Under the meaning “[a]ny of various pores, cavities, or (typically small, air-filled) chambers in the structure of tissues, natural mineral substances, or (now often) man-made” we then find the famous quote from Hooke’s Micrographia, published in January 1665: “These pores, or cells [in cork] were not very deep, but consisted of a great many little Boxes, separated out of one continued long Pore.”

All this made me curious. So I consulted Hooke’s book online (on Project Gutenberg) and searched for the word cell in order to see in what immediate contexts it was used (hoping to find some reference to drawers or cabinets….) In the context of investigating ‘atoms of fire’, he talks about “cells or boxes”. In the context of shells, he talks about “regular cells or caverns”.

In the context of the texture of cork he writes about “Cells and Pores”, but also about “little Boxes or Cells distinct from one another”, and, of course, honey-combs, although at first I couldn’t find the word cell in the vicinity of honey-comb as it was misspelled: “sexangular celts” – which should, of course be “cells”!

Hook observed that in contrast with cork the pith which fills the stalk of a feather seems to be filled “a congeries of very small bubbles consolidated in that form, into a pretty stiff as well as tough concrete“) and says: “each Cavern, Bubble, or Cell, is distinctly separate from any of the rest”.

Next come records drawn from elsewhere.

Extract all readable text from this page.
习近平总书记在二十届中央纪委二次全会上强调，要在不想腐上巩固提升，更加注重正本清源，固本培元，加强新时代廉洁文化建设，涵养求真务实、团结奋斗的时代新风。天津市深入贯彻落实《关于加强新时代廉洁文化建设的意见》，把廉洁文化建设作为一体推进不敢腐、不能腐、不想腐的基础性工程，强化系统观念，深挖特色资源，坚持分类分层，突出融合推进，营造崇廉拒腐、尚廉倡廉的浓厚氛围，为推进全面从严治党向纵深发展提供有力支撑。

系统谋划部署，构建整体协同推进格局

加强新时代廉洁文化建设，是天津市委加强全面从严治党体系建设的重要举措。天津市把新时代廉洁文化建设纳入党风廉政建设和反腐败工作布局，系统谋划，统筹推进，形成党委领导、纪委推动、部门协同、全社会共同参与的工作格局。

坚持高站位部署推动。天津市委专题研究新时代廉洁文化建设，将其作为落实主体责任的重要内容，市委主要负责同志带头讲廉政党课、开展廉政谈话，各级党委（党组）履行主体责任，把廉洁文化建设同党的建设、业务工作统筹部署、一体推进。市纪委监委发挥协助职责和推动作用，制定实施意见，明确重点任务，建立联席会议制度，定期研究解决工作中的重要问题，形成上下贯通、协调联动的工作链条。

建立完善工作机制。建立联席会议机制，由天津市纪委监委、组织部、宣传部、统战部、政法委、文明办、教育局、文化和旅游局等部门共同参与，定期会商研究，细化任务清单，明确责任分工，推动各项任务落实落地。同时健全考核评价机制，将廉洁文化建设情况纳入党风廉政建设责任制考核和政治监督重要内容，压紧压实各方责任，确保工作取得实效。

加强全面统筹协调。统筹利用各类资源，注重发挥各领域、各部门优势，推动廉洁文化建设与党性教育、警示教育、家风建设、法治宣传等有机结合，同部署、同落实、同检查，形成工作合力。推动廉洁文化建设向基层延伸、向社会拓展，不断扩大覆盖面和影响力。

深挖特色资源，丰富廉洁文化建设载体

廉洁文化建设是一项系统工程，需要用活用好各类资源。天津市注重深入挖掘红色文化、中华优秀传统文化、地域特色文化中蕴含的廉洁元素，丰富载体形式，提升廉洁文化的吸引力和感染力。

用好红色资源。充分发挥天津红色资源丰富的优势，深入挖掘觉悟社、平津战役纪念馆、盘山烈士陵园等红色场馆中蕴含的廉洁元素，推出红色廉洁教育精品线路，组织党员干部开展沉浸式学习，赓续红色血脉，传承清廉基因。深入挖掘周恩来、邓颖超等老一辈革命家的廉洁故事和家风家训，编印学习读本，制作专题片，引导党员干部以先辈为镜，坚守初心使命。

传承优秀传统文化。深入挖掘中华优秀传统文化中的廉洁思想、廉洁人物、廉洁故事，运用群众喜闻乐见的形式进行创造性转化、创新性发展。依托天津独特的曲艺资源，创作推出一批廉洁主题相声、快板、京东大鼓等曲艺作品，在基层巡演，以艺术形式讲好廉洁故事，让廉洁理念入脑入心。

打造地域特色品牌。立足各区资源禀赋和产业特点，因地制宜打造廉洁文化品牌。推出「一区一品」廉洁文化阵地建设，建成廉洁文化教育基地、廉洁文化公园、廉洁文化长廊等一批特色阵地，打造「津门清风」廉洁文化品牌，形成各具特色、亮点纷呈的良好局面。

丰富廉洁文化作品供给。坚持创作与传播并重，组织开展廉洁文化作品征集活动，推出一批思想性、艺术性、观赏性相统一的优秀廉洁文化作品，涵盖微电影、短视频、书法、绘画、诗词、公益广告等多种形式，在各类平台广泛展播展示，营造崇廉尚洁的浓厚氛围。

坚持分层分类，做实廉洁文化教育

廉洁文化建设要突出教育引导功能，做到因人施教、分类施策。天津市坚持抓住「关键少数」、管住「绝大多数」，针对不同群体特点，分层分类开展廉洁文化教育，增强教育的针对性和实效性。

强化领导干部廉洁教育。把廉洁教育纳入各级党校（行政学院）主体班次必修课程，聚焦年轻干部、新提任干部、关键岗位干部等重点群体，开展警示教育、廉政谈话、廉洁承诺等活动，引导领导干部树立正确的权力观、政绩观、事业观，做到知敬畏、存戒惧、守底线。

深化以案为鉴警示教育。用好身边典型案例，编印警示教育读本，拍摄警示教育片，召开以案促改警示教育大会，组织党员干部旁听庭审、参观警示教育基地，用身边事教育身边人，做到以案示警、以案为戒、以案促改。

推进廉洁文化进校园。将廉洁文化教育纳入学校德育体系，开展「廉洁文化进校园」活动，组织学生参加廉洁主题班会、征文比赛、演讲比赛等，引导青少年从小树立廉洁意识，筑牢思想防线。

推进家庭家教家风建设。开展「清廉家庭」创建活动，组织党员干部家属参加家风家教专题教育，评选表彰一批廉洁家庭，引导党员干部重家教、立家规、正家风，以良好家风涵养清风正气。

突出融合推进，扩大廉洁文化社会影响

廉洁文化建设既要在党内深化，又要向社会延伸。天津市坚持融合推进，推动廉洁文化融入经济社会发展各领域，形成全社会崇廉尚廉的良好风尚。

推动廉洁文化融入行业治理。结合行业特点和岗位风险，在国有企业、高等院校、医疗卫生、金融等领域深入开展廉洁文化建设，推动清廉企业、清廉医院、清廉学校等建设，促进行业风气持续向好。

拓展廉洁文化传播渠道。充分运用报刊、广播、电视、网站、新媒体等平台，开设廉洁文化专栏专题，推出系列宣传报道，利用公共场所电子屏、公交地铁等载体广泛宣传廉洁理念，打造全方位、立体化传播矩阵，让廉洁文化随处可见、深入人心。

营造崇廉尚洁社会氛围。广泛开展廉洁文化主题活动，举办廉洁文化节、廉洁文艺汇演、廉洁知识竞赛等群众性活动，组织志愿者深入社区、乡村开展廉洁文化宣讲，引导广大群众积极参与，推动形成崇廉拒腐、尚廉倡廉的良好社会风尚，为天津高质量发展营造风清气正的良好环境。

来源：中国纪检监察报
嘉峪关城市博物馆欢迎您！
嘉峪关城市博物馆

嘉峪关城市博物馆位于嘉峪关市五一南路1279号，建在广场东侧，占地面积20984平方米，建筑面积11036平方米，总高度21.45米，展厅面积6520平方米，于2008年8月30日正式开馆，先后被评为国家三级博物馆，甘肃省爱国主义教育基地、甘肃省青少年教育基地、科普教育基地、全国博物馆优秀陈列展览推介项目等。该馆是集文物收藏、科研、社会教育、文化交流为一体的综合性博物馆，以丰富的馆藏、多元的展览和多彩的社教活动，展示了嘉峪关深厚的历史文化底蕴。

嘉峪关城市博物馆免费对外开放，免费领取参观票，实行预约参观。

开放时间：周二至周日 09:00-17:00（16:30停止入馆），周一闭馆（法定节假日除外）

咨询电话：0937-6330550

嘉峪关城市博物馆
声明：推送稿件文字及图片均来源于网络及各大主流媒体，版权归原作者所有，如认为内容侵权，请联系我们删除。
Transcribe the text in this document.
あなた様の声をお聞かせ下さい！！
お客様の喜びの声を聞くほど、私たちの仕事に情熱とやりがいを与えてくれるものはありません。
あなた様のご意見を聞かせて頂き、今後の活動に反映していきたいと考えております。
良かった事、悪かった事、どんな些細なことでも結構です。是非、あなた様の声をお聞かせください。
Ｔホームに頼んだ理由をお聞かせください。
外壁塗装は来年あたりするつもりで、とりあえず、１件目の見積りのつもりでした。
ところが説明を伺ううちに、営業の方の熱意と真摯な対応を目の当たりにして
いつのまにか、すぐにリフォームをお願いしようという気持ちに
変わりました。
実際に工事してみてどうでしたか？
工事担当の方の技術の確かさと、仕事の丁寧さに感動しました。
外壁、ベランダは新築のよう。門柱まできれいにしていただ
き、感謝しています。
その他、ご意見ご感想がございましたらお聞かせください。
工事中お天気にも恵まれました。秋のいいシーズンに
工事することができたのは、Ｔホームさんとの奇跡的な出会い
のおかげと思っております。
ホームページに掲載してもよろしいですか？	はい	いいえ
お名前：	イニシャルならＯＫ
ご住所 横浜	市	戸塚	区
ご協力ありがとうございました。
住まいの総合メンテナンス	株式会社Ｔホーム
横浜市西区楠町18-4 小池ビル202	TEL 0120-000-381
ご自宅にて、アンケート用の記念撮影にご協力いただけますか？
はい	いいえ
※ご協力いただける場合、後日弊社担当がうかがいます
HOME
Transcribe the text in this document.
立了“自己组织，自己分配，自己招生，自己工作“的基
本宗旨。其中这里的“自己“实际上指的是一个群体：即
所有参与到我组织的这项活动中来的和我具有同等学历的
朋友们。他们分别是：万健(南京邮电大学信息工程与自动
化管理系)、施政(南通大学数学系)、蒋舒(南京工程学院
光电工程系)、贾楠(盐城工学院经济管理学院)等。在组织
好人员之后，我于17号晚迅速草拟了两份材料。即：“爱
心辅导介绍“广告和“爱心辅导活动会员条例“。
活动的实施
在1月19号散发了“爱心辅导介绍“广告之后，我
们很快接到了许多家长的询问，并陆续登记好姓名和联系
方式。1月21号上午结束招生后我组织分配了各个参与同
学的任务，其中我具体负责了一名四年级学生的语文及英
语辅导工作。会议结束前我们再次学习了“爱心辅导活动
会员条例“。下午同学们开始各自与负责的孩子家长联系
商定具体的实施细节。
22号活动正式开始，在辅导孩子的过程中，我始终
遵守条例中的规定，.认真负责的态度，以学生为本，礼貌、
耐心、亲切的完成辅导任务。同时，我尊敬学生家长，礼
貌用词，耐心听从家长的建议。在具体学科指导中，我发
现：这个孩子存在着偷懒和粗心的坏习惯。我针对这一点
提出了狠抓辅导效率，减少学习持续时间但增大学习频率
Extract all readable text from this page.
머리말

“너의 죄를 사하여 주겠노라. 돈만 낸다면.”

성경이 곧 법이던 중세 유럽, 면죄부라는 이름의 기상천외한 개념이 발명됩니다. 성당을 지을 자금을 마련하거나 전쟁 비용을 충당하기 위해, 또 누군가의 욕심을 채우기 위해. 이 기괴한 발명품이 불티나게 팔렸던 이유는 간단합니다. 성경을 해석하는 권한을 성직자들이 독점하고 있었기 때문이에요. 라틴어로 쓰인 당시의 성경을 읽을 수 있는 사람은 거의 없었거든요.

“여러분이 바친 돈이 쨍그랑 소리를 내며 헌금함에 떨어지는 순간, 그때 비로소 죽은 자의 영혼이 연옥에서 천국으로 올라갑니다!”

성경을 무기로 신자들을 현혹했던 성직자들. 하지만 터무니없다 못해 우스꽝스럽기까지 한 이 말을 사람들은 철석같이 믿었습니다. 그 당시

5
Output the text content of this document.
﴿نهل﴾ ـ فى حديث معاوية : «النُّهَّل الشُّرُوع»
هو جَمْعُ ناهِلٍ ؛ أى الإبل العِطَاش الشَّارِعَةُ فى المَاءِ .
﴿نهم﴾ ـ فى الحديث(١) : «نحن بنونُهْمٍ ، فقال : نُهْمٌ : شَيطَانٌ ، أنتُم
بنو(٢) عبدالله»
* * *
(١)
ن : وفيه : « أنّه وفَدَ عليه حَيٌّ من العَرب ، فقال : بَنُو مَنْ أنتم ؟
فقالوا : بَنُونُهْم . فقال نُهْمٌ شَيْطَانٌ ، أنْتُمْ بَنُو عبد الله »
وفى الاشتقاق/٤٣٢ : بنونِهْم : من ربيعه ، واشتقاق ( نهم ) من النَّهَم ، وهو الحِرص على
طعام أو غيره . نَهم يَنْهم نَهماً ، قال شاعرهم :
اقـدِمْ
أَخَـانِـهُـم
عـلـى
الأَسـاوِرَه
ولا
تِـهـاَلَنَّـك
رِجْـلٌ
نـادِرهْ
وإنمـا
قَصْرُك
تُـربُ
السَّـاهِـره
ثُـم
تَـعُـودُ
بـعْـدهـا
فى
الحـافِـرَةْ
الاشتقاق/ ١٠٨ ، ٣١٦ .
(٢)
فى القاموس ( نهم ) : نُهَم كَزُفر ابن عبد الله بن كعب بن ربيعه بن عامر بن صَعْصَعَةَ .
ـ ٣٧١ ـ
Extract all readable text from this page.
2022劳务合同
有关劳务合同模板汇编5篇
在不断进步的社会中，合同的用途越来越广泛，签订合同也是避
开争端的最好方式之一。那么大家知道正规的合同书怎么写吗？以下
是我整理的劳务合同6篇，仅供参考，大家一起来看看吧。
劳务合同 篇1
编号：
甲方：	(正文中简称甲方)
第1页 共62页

And finally, when looking at a spider he concludes that “Nature has allow’d to each a large Chest or Cell, in which is included a very large and strong Muscle” – that’s the closest I came to discovering my elusive cabinet 😉 Rather disappointing! But still!

Coincidence number one

Just when I was getting excited about all this and thought ‘Ha, nobody has thought that Hooke might have been inspired by cells in cabinets’, did I look at Twitter, where a discussion was going on about the usefulness or not of metaphors in science/communication.

I said something on the ubiquity of metaphor and that you can’t really avoid it, but that one should always be aware of its limitations end even ethical implications, when Jon Turney tweeted that he was reviewing a book on metaphor and the history of cell biology!! The book is by Andrew Reynolds and entitled: The Third Lens: Metaphor and the creation of modern cell biology. Great title!

I got the book on kindle, as I am away from home and found that the history of the cell metaphor is indeed even more complicated than I thought. You’ll have to read the book yourselves though or wait for Jon’s review to find out just how much. No cabinets though as far as I could make out. So I am probably barking up the wrong tree. But that doesn’t matter. The whole thing was just very interesting.

Coincidence number two

So, trying to forget about all this, I set down with my family in the evening to watch Bladerunner 2049, when I almost fell from the sofa. There was a scene about ‘cells’ and ‘boxes’ and…. Anyway, you can watch a bit here.

And now it’s time to go back to reading The Wonderful Mister Willughby… and then it’s onto The Third Lens!